Education and Employment Initiatives
The Chickasaw have many unique educational initiatives. Many of the programs are heavily focused on the arts, an unusual trend among communities that have a weaker economy. Stage acting (1), guitar school (2), and choir programs (3) are among the list of arts promotion initiatives. However, the programs are not limited to the arts. There is a strong movement to bring science and literacy into the community, including a space camp (4) and free books for young children (5). The Chickasaw excel in providing educational incentives and scholarships. One of the scholarships is available to people beyond their community (6), which greatly aids in the advocacy for the tribe and establishes great relationships with the surrounding areas. The Chickasaw also have many programs designed to help their residents gain employment. Aside from the programs that help the general public achieve employment in private and public sectors, the tribe also has individualized programs to help those who have difficulties becoming employed.
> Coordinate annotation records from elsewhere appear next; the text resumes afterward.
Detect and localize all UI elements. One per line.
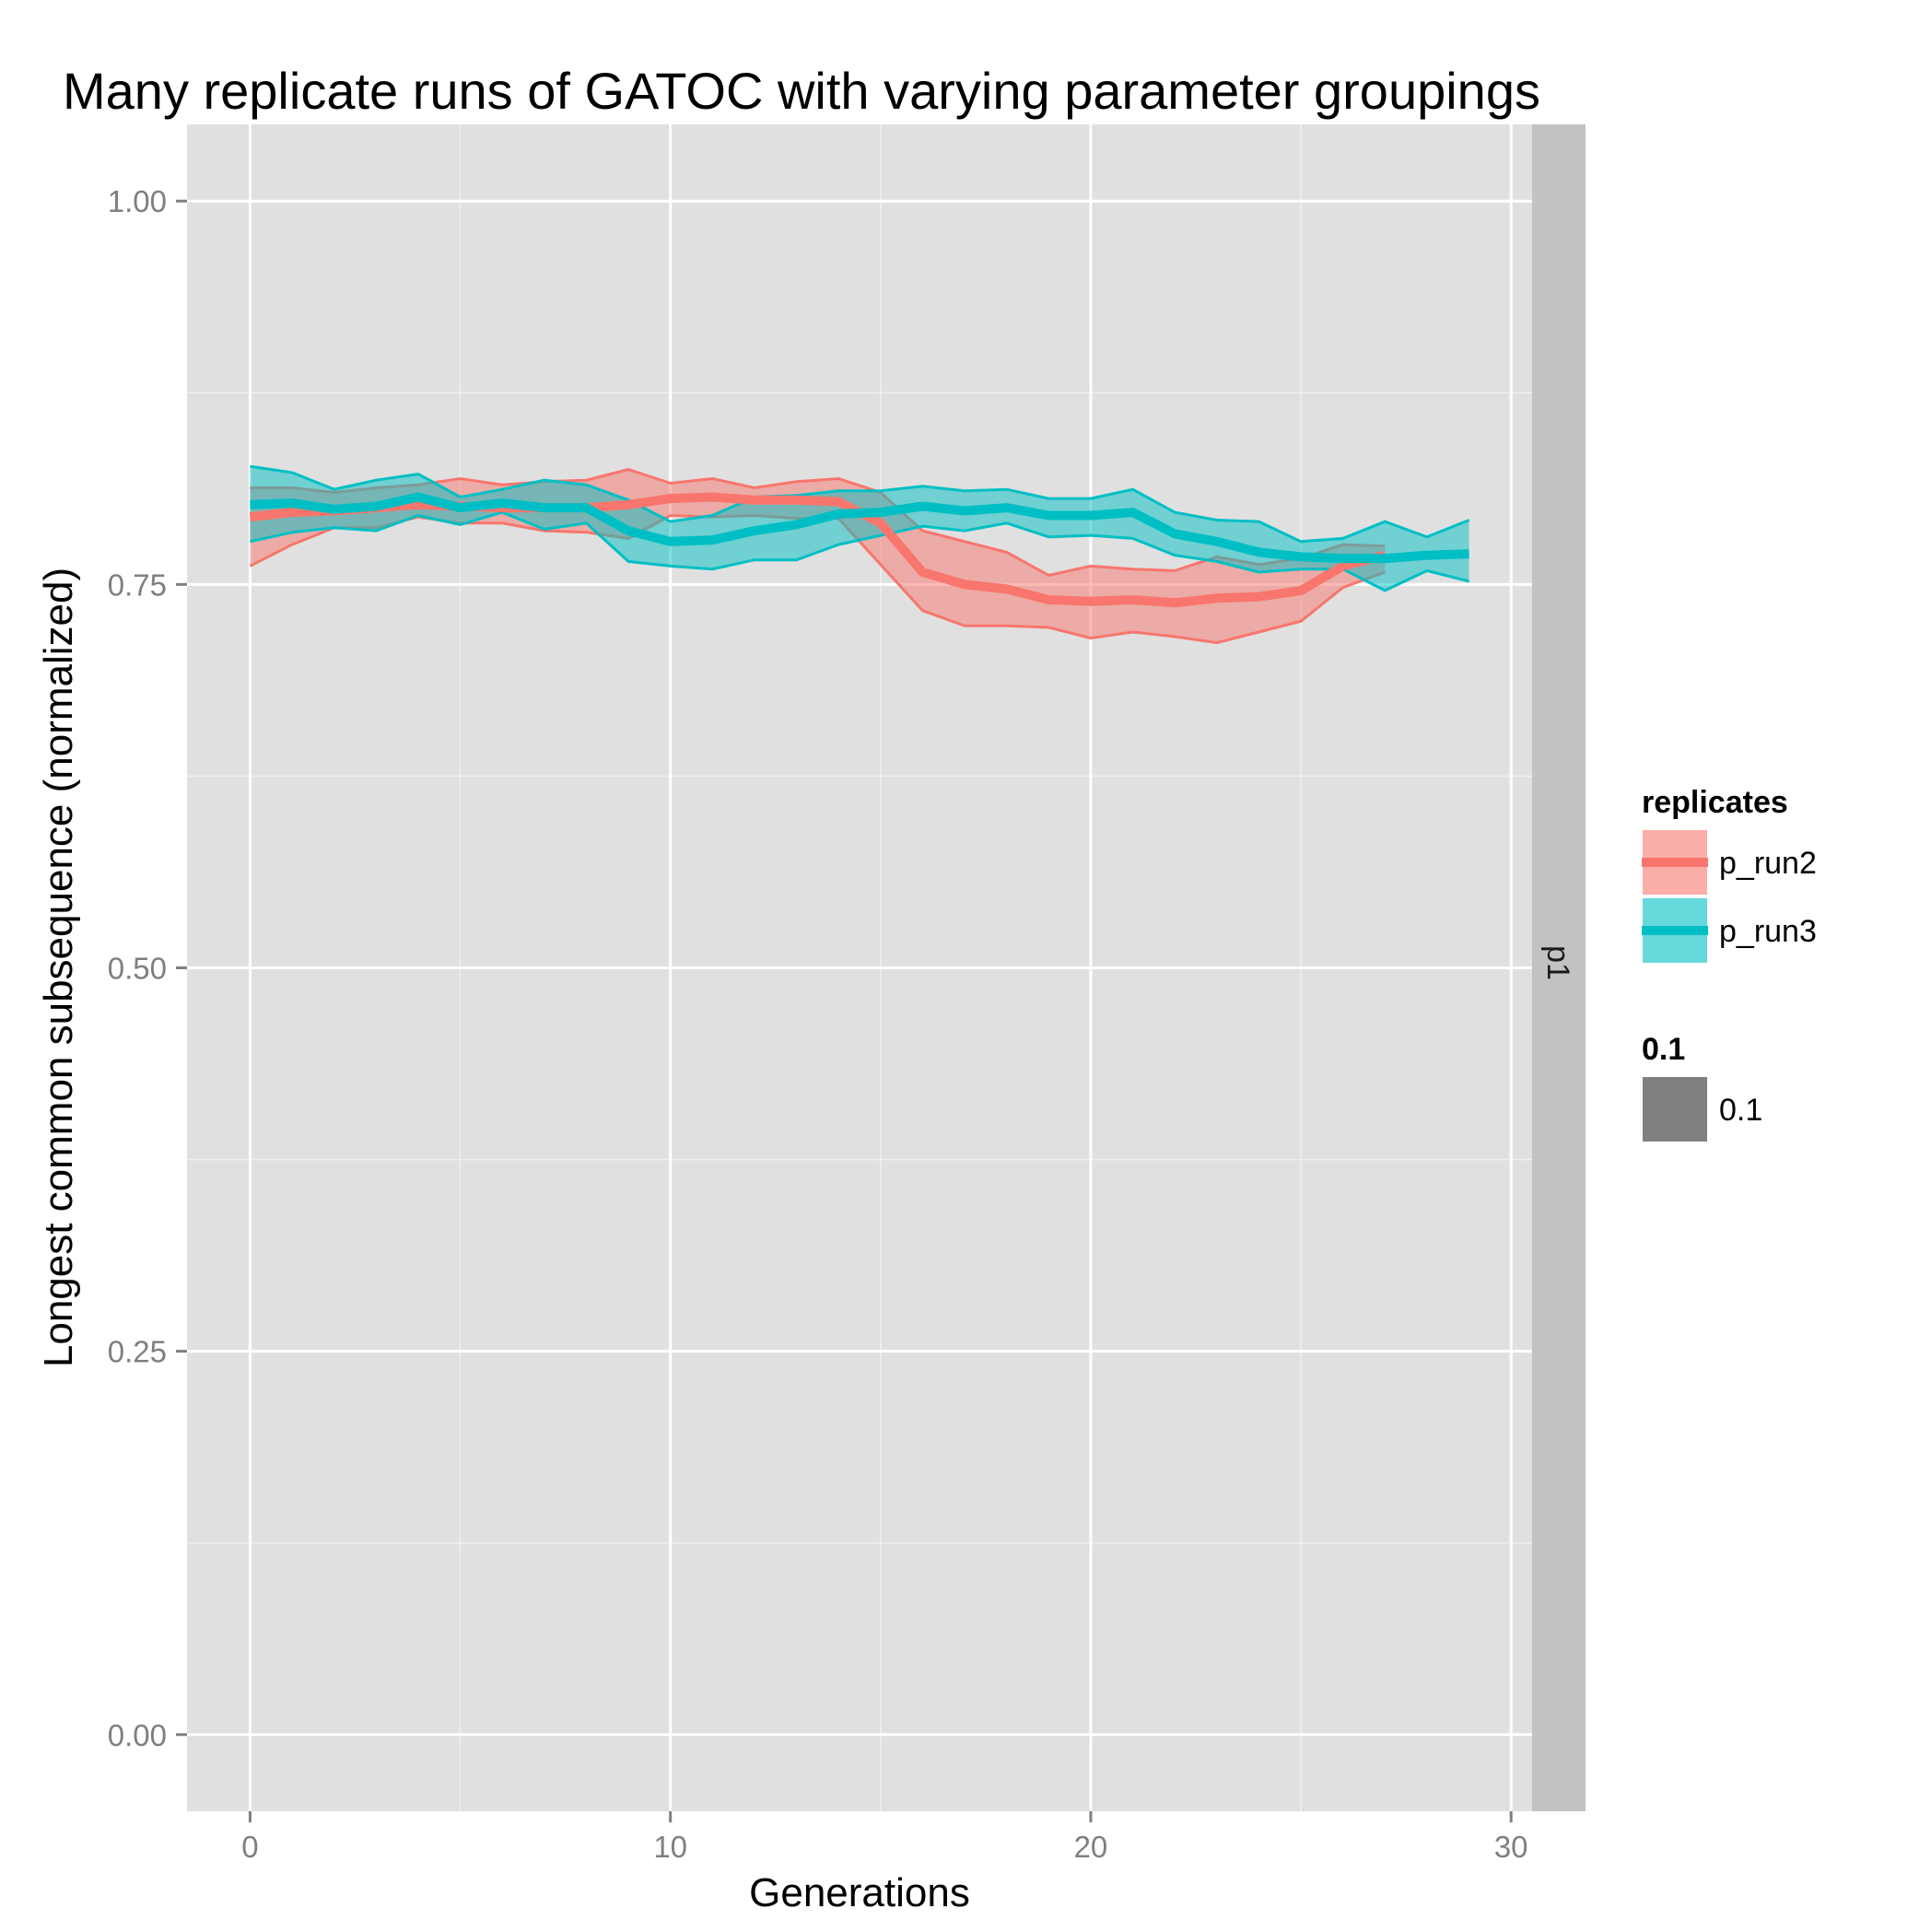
facet-strip-label: p1 (1540, 945, 1575, 980)
legend-label: p_run3 (1719, 914, 1817, 949)
y-tick-label: 0.25 (108, 1335, 167, 1369)
legend-title: replicates (1642, 785, 1788, 820)
y-tick-label: 1.00 (108, 184, 167, 218)
legend-title: 0.1 (1642, 1032, 1685, 1067)
x-tick-label: 10 (653, 1830, 687, 1864)
axis-layer: 0 10 20 30 0.00 0.25 0.50 0.75 1.00 (108, 184, 1528, 1864)
ribbon-lower-p_run3 (250, 510, 1469, 592)
x-tick-label: 30 (1494, 1830, 1528, 1864)
x-tick-label: 0 (241, 1830, 258, 1864)
y-tick-label: 0.50 (108, 952, 167, 986)
x-tick-label: 20 (1074, 1830, 1108, 1864)
mean-line-p_run3 (250, 492, 1469, 564)
x-axis-title: Generations (749, 1870, 970, 1915)
ribbon-upper-p_run2 (250, 467, 1386, 577)
legend-key (1641, 1075, 1709, 1143)
ribbon-upper-p_run3 (250, 464, 1470, 544)
data-layer (249, 464, 1470, 645)
y-tick-label: 0.00 (108, 1718, 167, 1752)
grid-layer (187, 124, 1532, 1811)
legend-label: p_run2 (1719, 846, 1817, 881)
legend: replicates p_run2 p_run3 0.1 0.1 (1641, 785, 1817, 1143)
facet-strip (1532, 124, 1586, 1811)
ribbon-p_run3 (250, 466, 1469, 591)
y-tick-label: 0.75 (108, 568, 167, 602)
legend-label: 0.1 (1719, 1093, 1762, 1128)
y-axis-title: Longest common subsequence (normalized) (36, 568, 81, 1367)
chart-title: Many replicate runs of GATOC with varyin… (63, 62, 1540, 120)
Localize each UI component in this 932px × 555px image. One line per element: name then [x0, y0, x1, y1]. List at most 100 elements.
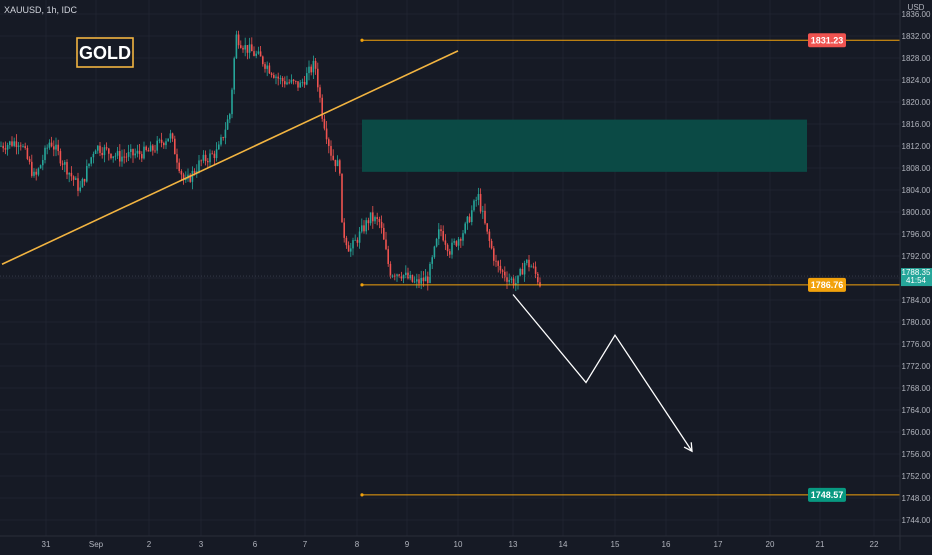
candle-body	[420, 277, 422, 284]
y-tick-label: 1792.00	[902, 252, 931, 261]
candle-body	[330, 145, 332, 156]
candle-body	[165, 141, 167, 146]
candle-body	[297, 81, 299, 88]
candle-body	[310, 66, 312, 73]
supply-zone	[362, 119, 807, 172]
candle-body	[108, 148, 110, 154]
candle-body	[299, 82, 301, 88]
y-tick-label: 1808.00	[902, 164, 931, 173]
candle-body	[180, 171, 183, 175]
candle-body	[218, 144, 220, 150]
candle-body	[134, 153, 136, 156]
candle-body	[391, 275, 394, 277]
x-tick-label: 22	[870, 540, 879, 549]
candle-body	[512, 278, 515, 286]
y-tick-label: 1764.00	[902, 406, 931, 415]
candle-body	[281, 78, 284, 82]
candle-body	[191, 170, 194, 182]
candle-body	[266, 65, 268, 69]
candle-body	[389, 263, 392, 277]
candle-body	[277, 76, 279, 79]
candle-body	[396, 274, 398, 277]
candle-body	[288, 82, 290, 84]
candle-body	[209, 153, 211, 163]
y-tick-label: 1828.00	[902, 54, 931, 63]
candle-body	[83, 178, 86, 182]
candle-body	[365, 220, 367, 232]
x-tick-label: 13	[509, 540, 518, 549]
candle-body	[130, 149, 132, 152]
candle-body	[292, 79, 295, 81]
candle-body	[319, 87, 321, 98]
candle-body	[145, 146, 147, 151]
candle-body	[231, 89, 233, 115]
candle-body	[453, 241, 455, 243]
y-tick-label: 1748.00	[902, 494, 931, 503]
candle-body	[147, 150, 150, 152]
candle-body	[477, 194, 480, 200]
candle-body	[275, 76, 277, 78]
candle-body	[154, 150, 156, 152]
y-tick-label: 1768.00	[902, 384, 931, 393]
candle-body	[149, 145, 152, 152]
candle-body	[185, 178, 187, 180]
candle-body	[416, 279, 418, 282]
x-tick-label: 14	[559, 540, 568, 549]
candle-body	[284, 81, 286, 85]
candle-body	[488, 231, 491, 241]
current-price-label: 1788.35	[902, 268, 931, 277]
candle-body	[202, 154, 205, 161]
y-tick-label: 1784.00	[902, 296, 931, 305]
candle-body	[26, 147, 29, 159]
candle-body	[101, 152, 103, 156]
candle-body	[449, 251, 451, 255]
candle-body	[169, 133, 172, 139]
currency-label: USD	[908, 3, 925, 12]
candle-body	[328, 139, 330, 146]
candle-body	[57, 144, 59, 152]
candle-body	[506, 277, 508, 282]
candle-body	[90, 157, 92, 164]
candle-body	[499, 265, 502, 271]
x-tick-label: 17	[714, 540, 723, 549]
candle-body	[460, 239, 462, 241]
candle-body	[198, 160, 200, 172]
candle-body	[35, 171, 37, 175]
candle-body	[314, 60, 317, 69]
candle-body	[526, 259, 528, 263]
candle-body	[308, 66, 310, 74]
candle-body	[534, 266, 537, 274]
level-label: 1786.76	[811, 280, 844, 290]
candle-body	[0, 145, 2, 147]
candle-body	[257, 51, 260, 54]
candle-body	[301, 82, 304, 83]
candle-body	[325, 128, 328, 140]
candle-body	[226, 119, 229, 130]
candle-body	[262, 56, 264, 65]
x-tick-label: 20	[766, 540, 775, 549]
candle-body	[471, 210, 473, 223]
candle-body	[486, 223, 488, 232]
candle-body	[158, 139, 161, 141]
candle-body	[537, 273, 539, 283]
candle-body	[418, 279, 420, 284]
candle-body	[517, 275, 519, 284]
candle-body	[176, 154, 178, 163]
y-tick-label: 1812.00	[902, 142, 931, 151]
chart-title: GOLD	[79, 43, 131, 63]
candle-body	[510, 278, 513, 280]
candle-body	[24, 146, 26, 148]
y-tick-label: 1772.00	[902, 362, 931, 371]
candle-body	[317, 68, 319, 88]
candle-body	[475, 199, 477, 201]
candle-body	[94, 150, 97, 154]
countdown-label: 41:54	[906, 276, 927, 285]
candle-body	[125, 156, 128, 158]
candle-body	[70, 172, 73, 177]
candle-body	[464, 223, 466, 234]
projection-arrowhead	[683, 442, 693, 453]
candle-body	[387, 249, 389, 264]
candle-body	[435, 238, 438, 247]
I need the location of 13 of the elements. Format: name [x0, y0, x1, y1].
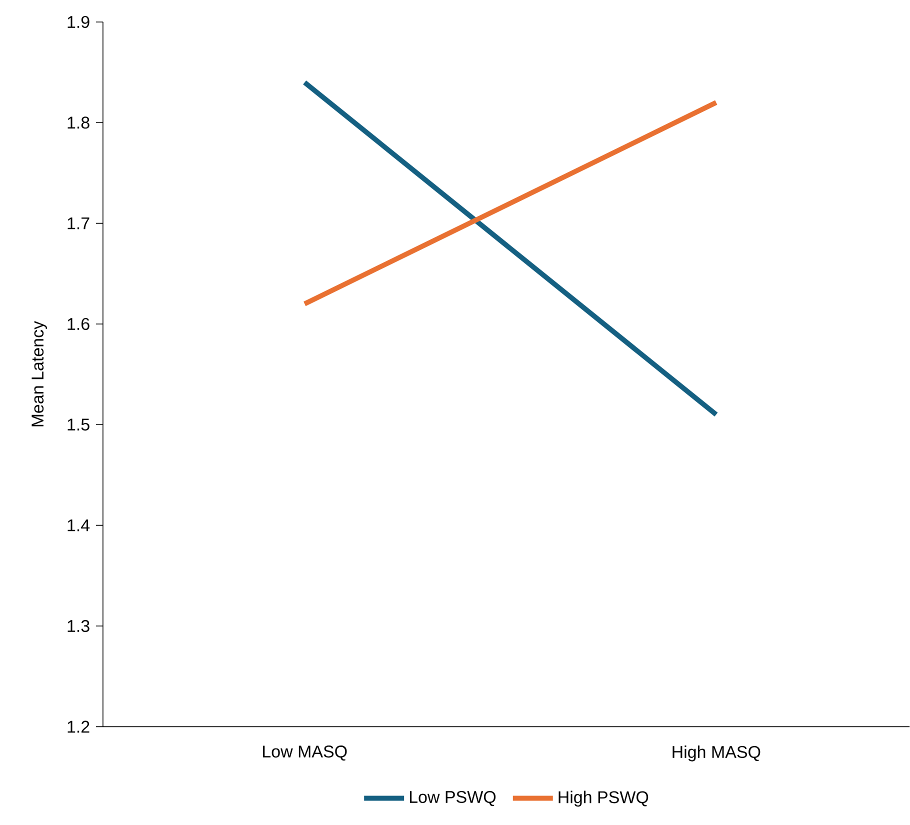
- y-tick-label: 1.9: [68, 16, 90, 28]
- y-tick-label: 1.3: [68, 620, 90, 632]
- y-tick-label: 1.7: [68, 218, 90, 230]
- x-tick-label: High MASQ: [672, 746, 760, 762]
- legend-label: Low PSWQ: [410, 791, 496, 806]
- y-tick-label: 1.8: [68, 116, 90, 129]
- y-tick-label: 1.4: [68, 520, 90, 532]
- y-tick-label: 1.2: [68, 720, 90, 733]
- legend-label: High PSWQ: [558, 790, 648, 807]
- y-axis-title: Mean Latency: [32, 321, 47, 426]
- y-tick-label: 1.6: [68, 318, 90, 330]
- x-tick-label: Low MASQ: [263, 746, 347, 761]
- y-tick-label: 1.5: [68, 418, 90, 431]
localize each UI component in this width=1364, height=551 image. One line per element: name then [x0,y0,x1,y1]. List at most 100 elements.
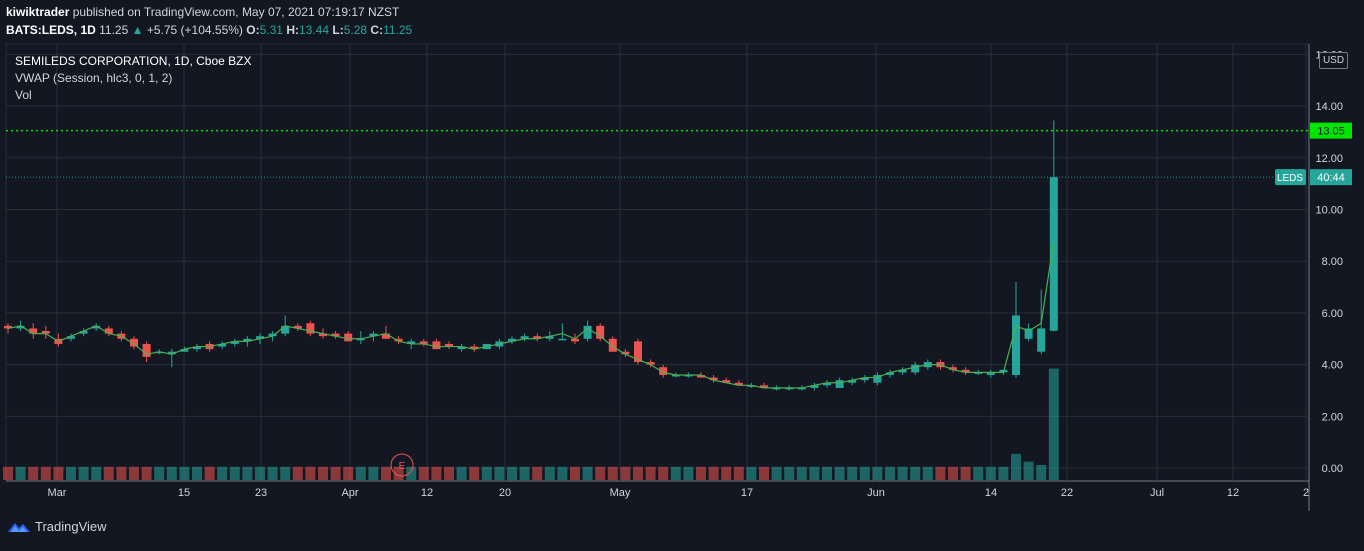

Such programs include a re-entry into the workforce [for those whose barriers may include incarceration or parole] (7) and vocational rehabilitation for those who have disabilities (8). The tribe also helps out their communitie' business people with different centers for consultation and aid (9).
Preserving the Culture
The tribe certainly is not lacking in cultural preservation. There is an abundance of events, clubs, classes, and many other ways people can actively participate in the well-maintained culture. The Historical Preservation committee (1) works with federal agencies to ensure that the sacred areas and traditions are maintained and freely practiced. Meanwhile, the Chickasaw Historical Society (2) works internally and promotes different arts, traditions, and other cultural aspects. They host many of the events and classes that teach about Chickasaw culture. Their traditions are kept vividly alive through different acting clubs, art contests and classes, and language preservation (3). The most important initiative is the language one, as that is the area of the culture that is subpar. There no longer exist any monolingual Chickasaw speakers, and very few people who are bilingual in Chickasaw and English (the majority are monolingual English speakers) (4). Therefore, the Chickasaw have promoted and maintained many classes to familiarize their people with the language (5). The Chickasaw make strong efforts to preserve the language and their efforts are evident.